"Beer-guzzling is a detestable habit," he said to a fellow-workman, "and it is a very expensive one, too, for a poor fellow like you."

"I could not do a decent day's work without beer. I drink it for strength."

"So much the worse for you; beer strength is the worst sort of weakness," continued Benjamin. "Just stop a moment and think what a beer-barrel you make of yourself; a pint before breakfast, a pint at breakfast, a pint between breakfast and dinner, a pint at dinner, a pint in the afternoon, a pint at six o'clock, and a pint when you have done work—almost a gallon each day! Why, I could not hold half as much as that; I should run over."

"Then you don't believe a man can do more work for drinking strong beer?"

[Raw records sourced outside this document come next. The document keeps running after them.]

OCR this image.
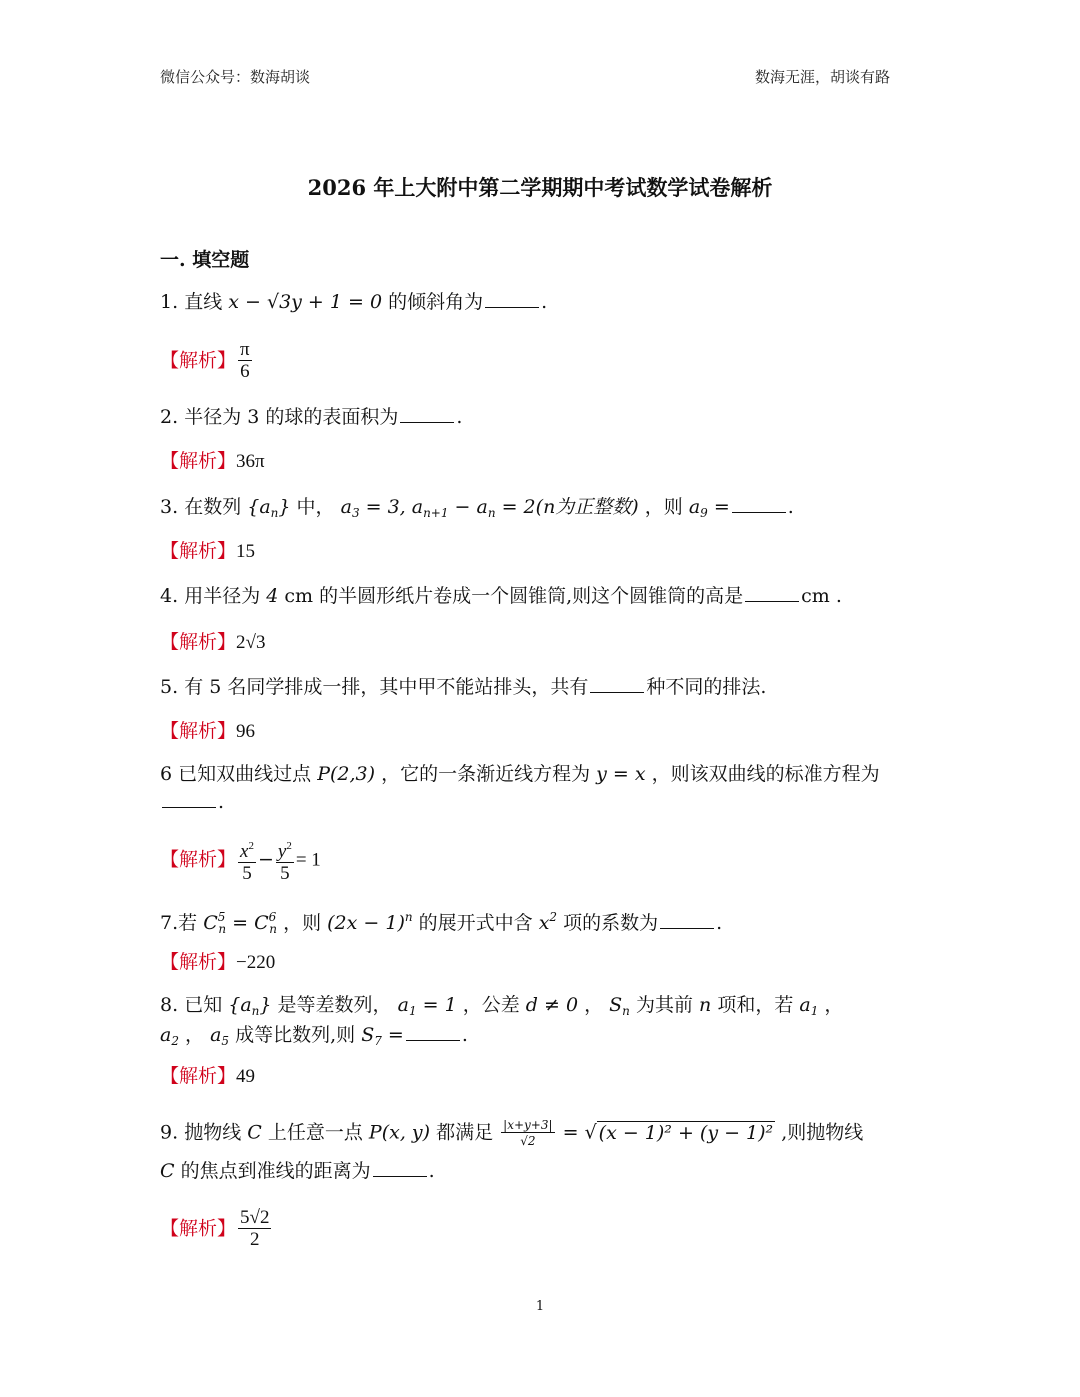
微信公众号：数海胡谈	数海无涯，胡谈有路
2026 年上大附中第二学期期中考试数学试卷解析
一. 填空题
1. 直线 x − √3y + 1 = 0 的倾斜角为	.
【解析】 $\frac{\pi}{6}$
2. 半径为 3 的球的表面积为	.
【解析】36π
3. 在数列 $\{a_n\}$ 中， $a_3 = 3$, $a_{n+1} - a_n = 2(n$为正整数) ，则 $a_9$ =	.
【解析】15
4. 用半径为 4 cm 的半圆形纸片卷成一个圆锥筒,则这个圆锥筒的高是	cm .
【解析】2√3
5. 有 5 名同学排成一排，其中甲不能站排头，共有	种不同的排法.
【解析】96
6 已知双曲线过点 P(2,3) ，它的一条渐近线方程为 y = x ，则该双曲线的标准方程为 .
【解析】 $\frac{x^2}{5} - \frac{y^2}{5} = 1$
7.若 $C^5_n = C^6_n$ ，则 $(2x - 1)^n$ 的展开式中含 $x^2$ 项的系数为	.
【解析】−220
8. 已知 $\{a_n\}$ 是等差数列， $a_1 = 1$ ，公差 d ≠ 0 ， $S_n$ 为其前 n 项和，若 $a_1$ ，
$a_2$ ， $a_5$ 成等比数列,则 $S_7$ =	.
【解析】49
9. 抛物线 C 上任意一点 P(x, y) 都满足 $\frac{|x+y+3|}{√2}$ = √ (x − 1)² + (y − 1)² ,则抛物线
C 的焦点到准线的距离为	.
【解析】 $\frac{5√2}{2}$
1
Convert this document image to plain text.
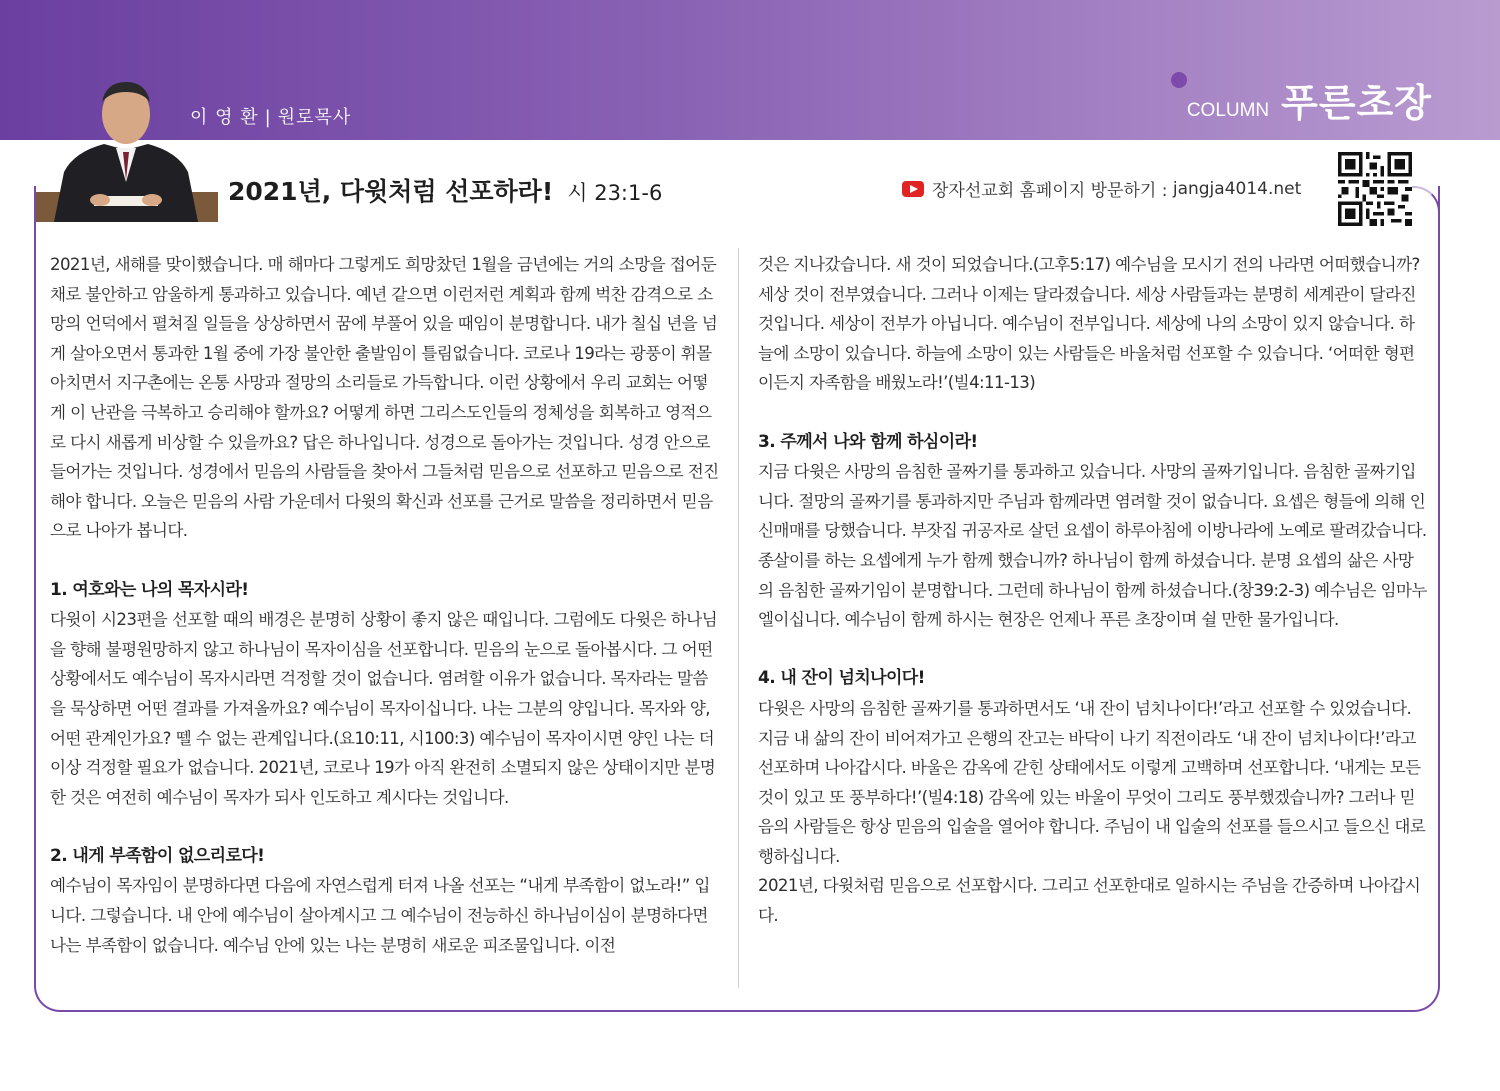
이 영 환 | 원로목사	COLUMN 푸른초장
2021년, 다윗처럼 선포하라! 시 23:1-6	장자선교회 홈페이지 방문하기 :
jangja4014.net

2021년, 새해를 맞이했습니다. 매 해마다 그렇게도 희망찼던 1월을 금년에는 거의 소망을 접어둔 채로 불안하고 암울하게 통과하고 있습니다. 예년 같으면 이런저런 계획과 함께 벅찬 감격으로 소망의 언덕에서 펼쳐질 일들을 상상하면서 꿈에 부풀어 있을 때임이 분명합니다. 내가 칠십 년을 넘게 살아오면서 통과한 1월 중에 가장 불안한 출발임이 틀림없습니다. 코로나 19라는 광풍이 휘몰아치면서 지구촌에는 온통 사망과 절망의 소리들로 가득합니다. 이런 상황에서 우리 교회는 어떻게 이 난관을 극복하고 승리해야 할까요? 어떻게 하면 그리스도인들의 정체성을 회복하고 영적으로 다시 새롭게 비상할 수 있을까요? 답은 하나입니다. 성경으로 돌아가는 것입니다. 성경 안으로 들어가는 것입니다. 성경에서 믿음의 사람들을 찾아서 그들처럼 믿음으로 선포하고 믿음으로 전진해야 합니다. 오늘은 믿음의 사람 가운데서 다윗의 확신과 선포를 근거로 말씀을 정리하면서 믿음으로 나아가 봅니다.

1. 여호와는 나의 목자시라!

다윗이 시23편을 선포할 때의 배경은 분명히 상황이 좋지 않은 때입니다. 그럼에도 다윗은 하나님을 향해 불평원망하지 않고 하나님이 목자이심을 선포합니다. 믿음의 눈으로 돌아봅시다. 그 어떤 상황에서도 예수님이 목자시라면 걱정할 것이 없습니다. 염려할 이유가 없습니다. 목자라는 말씀을 묵상하면 어떤 결과를 가져올까요? 예수님이 목자이십니다. 나는 그분의 양입니다. 목자와 양, 어떤 관계인가요? 뗄 수 없는 관계입니다.(요10:11, 시100:3) 예수님이 목자이시면 양인 나는 더 이상 걱정할 필요가 없습니다. 2021년, 코로나 19가 아직 완전히 소멸되지 않은 상태이지만 분명한 것은 여전히 예수님이 목자가 되사 인도하고 계시다는 것입니다.

2. 내게 부족함이 없으리로다!

예수님이 목자임이 분명하다면 다음에 자연스럽게 터져 나올 선포는 “내게 부족함이 없노라!” 입니다. 그렇습니다. 내 안에 예수님이 살아계시고 그 예수님이 전능하신 하나님이심이 분명하다면 나는 부족함이 없습니다. 예수님 안에 있는 나는 분명히 새로운 피조물입니다. 이전

것은 지나갔습니다. 새 것이 되었습니다.(고후5:17) 예수님을 모시기 전의 나라면 어떠했습니까? 세상 것이 전부였습니다. 그러나 이제는 달라졌습니다. 세상 사람들과는 분명히 세계관이 달라진 것입니다. 세상이 전부가 아닙니다. 예수님이 전부입니다. 세상에 나의 소망이 있지 않습니다. 하늘에 소망이 있습니다. 하늘에 소망이 있는 사람들은 바울처럼 선포할 수 있습니다. ‘어떠한 형편이든지 자족함을 배웠노라!’(빌4:11-13)

3. 주께서 나와 함께 하심이라!

지금 다윗은 사망의 음침한 골짜기를 통과하고 있습니다. 사망의 골짜기입니다. 음침한 골짜기입니다. 절망의 골짜기를 통과하지만 주님과 함께라면 염려할 것이 없습니다. 요셉은 형들에 의해 인신매매를 당했습니다. 부잣집 귀공자로 살던 요셉이 하루아침에 이방나라에 노예로 팔려갔습니다. 종살이를 하는 요셉에게 누가 함께 했습니까? 하나님이 함께 하셨습니다. 분명 요셉의 삶은 사망의 음침한 골짜기임이 분명합니다. 그런데 하나님이 함께 하셨습니다.(창39:2-3) 예수님은 임마누엘이십니다. 예수님이 함께 하시는 현장은 언제나 푸른 초장이며 쉴 만한 물가입니다.

4. 내 잔이 넘치나이다!

다윗은 사망의 음침한 골짜기를 통과하면서도 ‘내 잔이 넘치나이다!’라고 선포할 수 있었습니다. 지금 내 삶의 잔이 비어져가고 은행의 잔고는 바닥이 나기 직전이라도 ‘내 잔이 넘치나이다!’라고 선포하며 나아갑시다. 바울은 감옥에 갇힌 상태에서도 이렇게 고백하며 선포합니다. ‘내게는 모든 것이 있고 또 풍부하다!’(빌4:18) 감옥에 있는 바울이 무엇이 그리도 풍부했겠습니까? 그러나 믿음의 사람들은 항상 믿음의 입술을 열어야 합니다. 주님이 내 입술의 선포를 들으시고 들으신 대로 행하십니다.

2021년, 다윗처럼 믿음으로 선포합시다. 그리고 선포한대로 일하시는 주님을 간증하며 나아갑시다.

"Of course I don't. I can do more work than any man in the establishment, and I can lift more than any other man here; and I drink nothing but water. If beer imparts the strength you imagine, any one of you ought to do more work and lift more than I can; isn't that so?"

The workmen had good reason to believe this; for Benjamin had kept his eyes and ears open from the time he entered the printing house, and he had learned just what the men thought about beer, why they drank it, how much work they did, and how much they could lift. Without saying a word about it, he took special pains to turn off a large amount of work, and to lift more than his fellow-workmen. For example, he would carry two forms of type, one in each hand, up and down stairs, while the other workmen carried but one with both hands. Therefore, Watts (the name of the workman) knew that every thing Benjamin claimed about strength was true.

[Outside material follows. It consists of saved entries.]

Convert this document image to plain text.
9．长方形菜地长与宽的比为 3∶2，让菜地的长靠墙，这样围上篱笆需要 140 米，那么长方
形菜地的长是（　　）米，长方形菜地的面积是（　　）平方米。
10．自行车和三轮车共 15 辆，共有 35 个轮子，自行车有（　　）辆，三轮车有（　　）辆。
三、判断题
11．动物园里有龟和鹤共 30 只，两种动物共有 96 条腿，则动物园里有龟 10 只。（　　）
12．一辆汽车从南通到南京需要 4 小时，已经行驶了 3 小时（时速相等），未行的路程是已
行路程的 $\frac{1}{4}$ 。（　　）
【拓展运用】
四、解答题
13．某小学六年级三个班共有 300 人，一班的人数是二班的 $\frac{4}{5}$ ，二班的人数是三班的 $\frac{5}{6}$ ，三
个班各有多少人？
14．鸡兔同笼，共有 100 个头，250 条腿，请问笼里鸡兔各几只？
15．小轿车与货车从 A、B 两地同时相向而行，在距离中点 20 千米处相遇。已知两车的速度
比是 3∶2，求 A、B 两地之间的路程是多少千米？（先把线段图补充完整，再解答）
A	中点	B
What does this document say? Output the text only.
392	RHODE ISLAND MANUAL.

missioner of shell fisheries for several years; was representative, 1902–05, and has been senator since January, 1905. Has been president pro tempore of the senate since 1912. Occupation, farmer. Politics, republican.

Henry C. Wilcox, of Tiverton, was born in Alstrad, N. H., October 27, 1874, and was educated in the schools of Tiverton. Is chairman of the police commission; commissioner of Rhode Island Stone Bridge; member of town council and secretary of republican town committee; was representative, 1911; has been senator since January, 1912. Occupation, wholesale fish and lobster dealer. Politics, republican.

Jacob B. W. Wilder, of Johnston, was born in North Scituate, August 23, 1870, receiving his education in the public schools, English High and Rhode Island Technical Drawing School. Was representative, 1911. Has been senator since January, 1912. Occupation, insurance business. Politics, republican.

"Are all Americans like you?" inquired the workman.

"No; too many of them are like you, I am sorry to say; they drink beer and other intoxicants, that disqualify them for business. If more of them would drink water, as I do, they would be far better off physically and pecuniarily."

"Some of our best doctors claim that there is much nutriment in beer," he suggested.

"And every one of them knows that there is more nutriment in a pennyworth of bread than there is in a whole gallon of beer. Therefore, if you eat the bread and drink the water, you get more strength."